A graph comparing the rate of investment for companies selected for IN2 and unselected applicants.
Part of IN2’s goal is to increase investment in the companies it selects. Companies selected for the IN2 program show a much higher rate of investment than those not selected.
George Lee, CEO of PowerFlex, one of the IN2 alumni, said, “What we were most interested in is NREL. NREL is name brand, well known for renewable energy research, and we wanted to have NREL involved to bring a certain level of validity to our product. When we can say we worked with NREL and they looked at our technologies, it brings an instant credibility in a sales and marketing environment.”
An IN2 win-win story, PowerFlex’s IN2 project was the validation and deployment of an electric vehicle charging system at NREL’s Flatirons Campus in Boulder County, Colorado. Later, after winning an independent request for proposal, PowerFlex installed more than 100 charging stations at NREL’s South Table Mountain Campus where they help the laboratory manage its electrical load today.
Photo of a man installing electric vehicle charging station equipment in a parking garage.
In May 2019, PowerFlex CEO George Lee applied QR codes to the PowerFlex Adaptive Charging Systems in the NREL South Table Mountain Parking Garage. Employees use an app to scan and bill their energy use to charge their personal vehicles. Photo by Dennis Schroeder, NREL
Innovation Incubator through the Years
The relationship between NREL and Wells Fargo began back in 2011, when Wells Fargo sponsored NREL’s annual Industry Growth Forum. That connection eventually blossomed into a great partnership, resulting in IN2. Huntley said Wells Fargo was identifying areas where it could more deeply engage.
“It really was more about an alignment of missions as well as complementary assets,” Cozart said. “Wells Fargo is highly focused on sustainability, and the foundation and the company itself are working to accelerate the transition to a low-carbon economy and to positively impact the environment. NREL is working to advance science—transforming energy. So, we have these two converging missions and converging assets. Wells Fargo had banking and energy expertise to share and philanthropic capital to invest. NREL was bringing to the table world-class facilities, research, cleantech expertise, industry connections, program management expertise, and a reputation as a trusted, third-party validator of technology.”

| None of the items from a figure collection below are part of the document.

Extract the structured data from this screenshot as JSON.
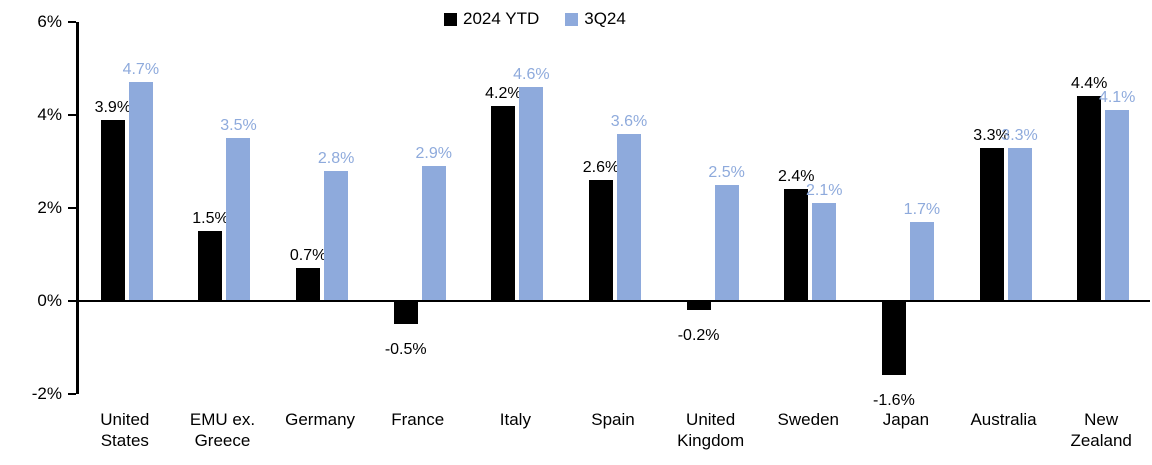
{
  "chart_data": {
    "type": "bar",
    "title": "",
    "xlabel": "",
    "ylabel": "",
    "categories": [
      "United States",
      "EMU ex. Greece",
      "Germany",
      "France",
      "Italy",
      "Spain",
      "United Kingdom",
      "Sweden",
      "Japan",
      "Australia",
      "New Zealand"
    ],
    "series": [
      {
        "name": "2024 YTD",
        "color": "#000000",
        "values": [
          3.9,
          1.5,
          0.7,
          -0.5,
          4.2,
          2.6,
          -0.2,
          2.4,
          -1.6,
          3.3,
          4.4
        ],
        "labels": [
          "3.9%",
          "1.5%",
          "0.7%",
          "-0.5%",
          "4.2%",
          "2.6%",
          "-0.2%",
          "2.4%",
          "-1.6%",
          "3.3%",
          "4.4%"
        ]
      },
      {
        "name": "3Q24",
        "color": "#8EAADC",
        "values": [
          4.7,
          3.5,
          2.8,
          2.9,
          4.6,
          3.6,
          2.5,
          2.1,
          1.7,
          3.3,
          4.1
        ],
        "labels": [
          "4.7%",
          "3.5%",
          "2.8%",
          "2.9%",
          "4.6%",
          "3.6%",
          "2.5%",
          "2.1%",
          "1.7%",
          "3.3%",
          "4.1%"
        ]
      }
    ],
    "ylim": [
      -2,
      6
    ],
    "yticks": [
      {
        "value": 6,
        "label": "6%"
      },
      {
        "value": 4,
        "label": "4%"
      },
      {
        "value": 2,
        "label": "2%"
      },
      {
        "value": 0,
        "label": "0%"
      },
      {
        "value": -2,
        "label": "-2%"
      }
    ],
    "legend_position": "top-center",
    "grid": false,
    "zero_baseline": true,
    "colors": {
      "series_2024_ytd": "#000000",
      "series_3q24": "#8EAADC",
      "axis": "#000000",
      "background": "#FFFFFF"
    }
  }
}
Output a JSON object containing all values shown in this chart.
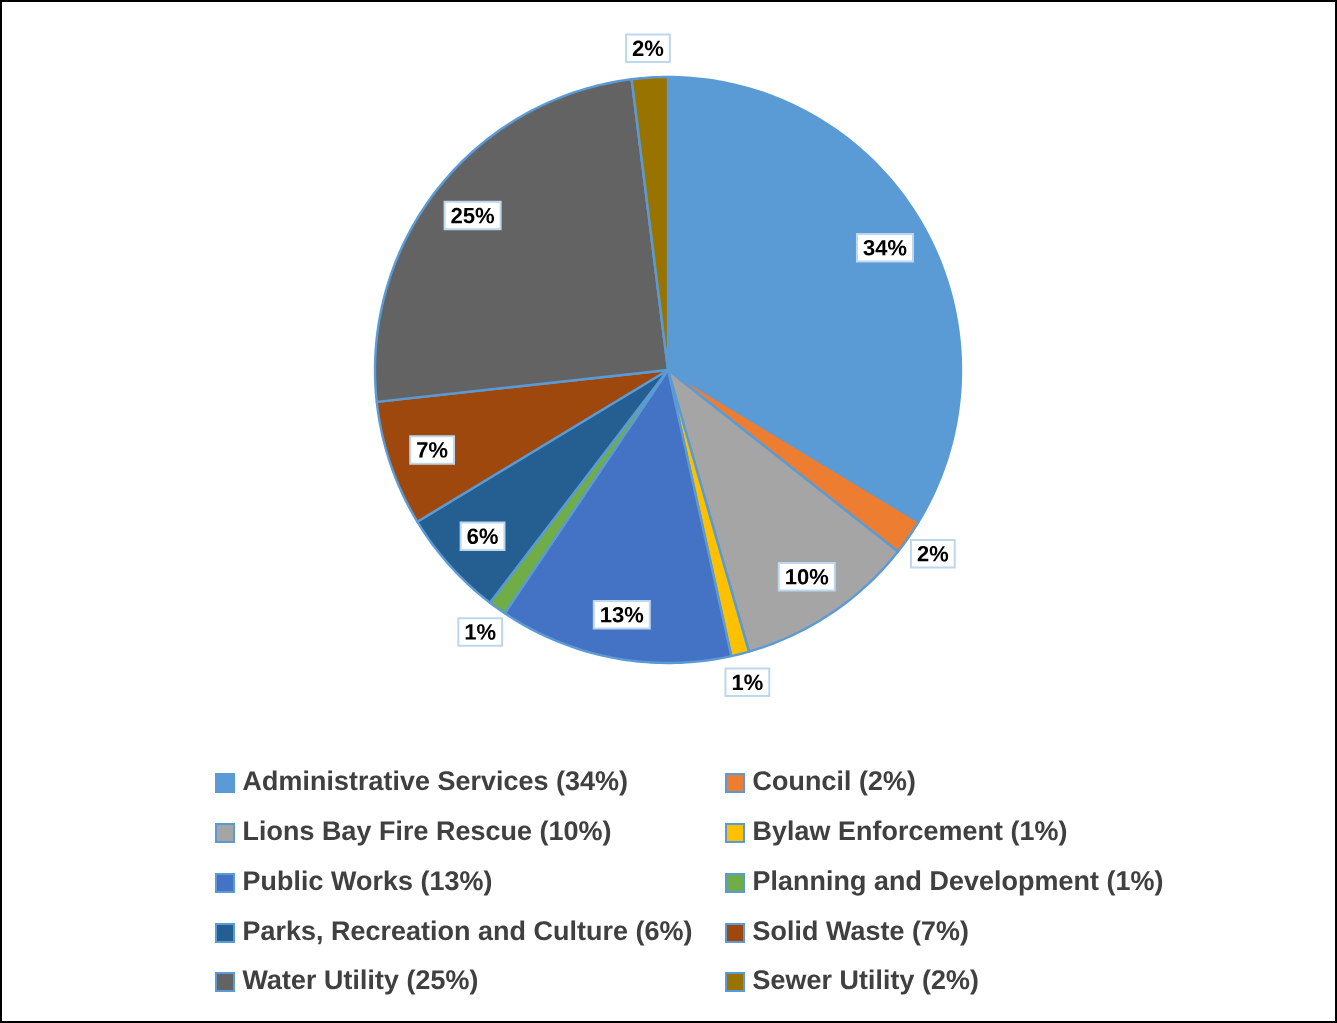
{
  "chart_data": {
    "type": "pie",
    "categories": [
      "Administrative Services (34%)",
      "Council (2%)",
      "Lions Bay Fire Rescue (10%)",
      "Bylaw Enforcement (1%)",
      "Public Works (13%)",
      "Planning and Development (1%)",
      "Parks, Recreation and Culture (6%)",
      "Solid Waste (7%)",
      "Water Utility (25%)",
      "Sewer Utility (2%)"
    ],
    "values": [
      34,
      2,
      10,
      1,
      13,
      1,
      6,
      7,
      25,
      2
    ],
    "value_labels": [
      "34%",
      "2%",
      "10%",
      "1%",
      "13%",
      "1%",
      "6%",
      "7%",
      "25%",
      "2%"
    ],
    "colors": [
      "#5b9bd5",
      "#ed7d31",
      "#a5a5a5",
      "#ffc000",
      "#4472c4",
      "#70ad47",
      "#255e91",
      "#9e480e",
      "#636363",
      "#997300"
    ],
    "legend": "bottom"
  }
}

Cozart said the program has not changed all that much since the beginning. She said their “ah-ha moment” came when they identified a gap in the technology innovation ecosystem. It was hard tech (not software) where companies often could not raise enough money to get prototypes validated or tested. By offering grants as small as $250,000 for those companies, IN2 could help them bridge that valley.
Huntley said that one thing the program did learn early on was the importance of being very specific about what it asked for when it put out the call for companies to join cohorts.
“We were trying to be very targeted,” he said, “and that’s one way we’ve shown success—through a very targeted approach. We suspected that in the beginning but validated it over time.”
The success of the IN2 model reached a strong validation when Shell followed suit and partnered with NREL to create its Shell GameChanger AcceleratorTM Powered by NREL using the same model.
“The model was good to start with,” Cozart said. “The Shell GameChanger program was based off of IN2, and we’ve had interest from other corporations as well.”
“There’s not one solution that’s going to fix everything,” Cozart said. “Like all innovation throughout history … it’s several small, incremental changes—one great innovation at a time.”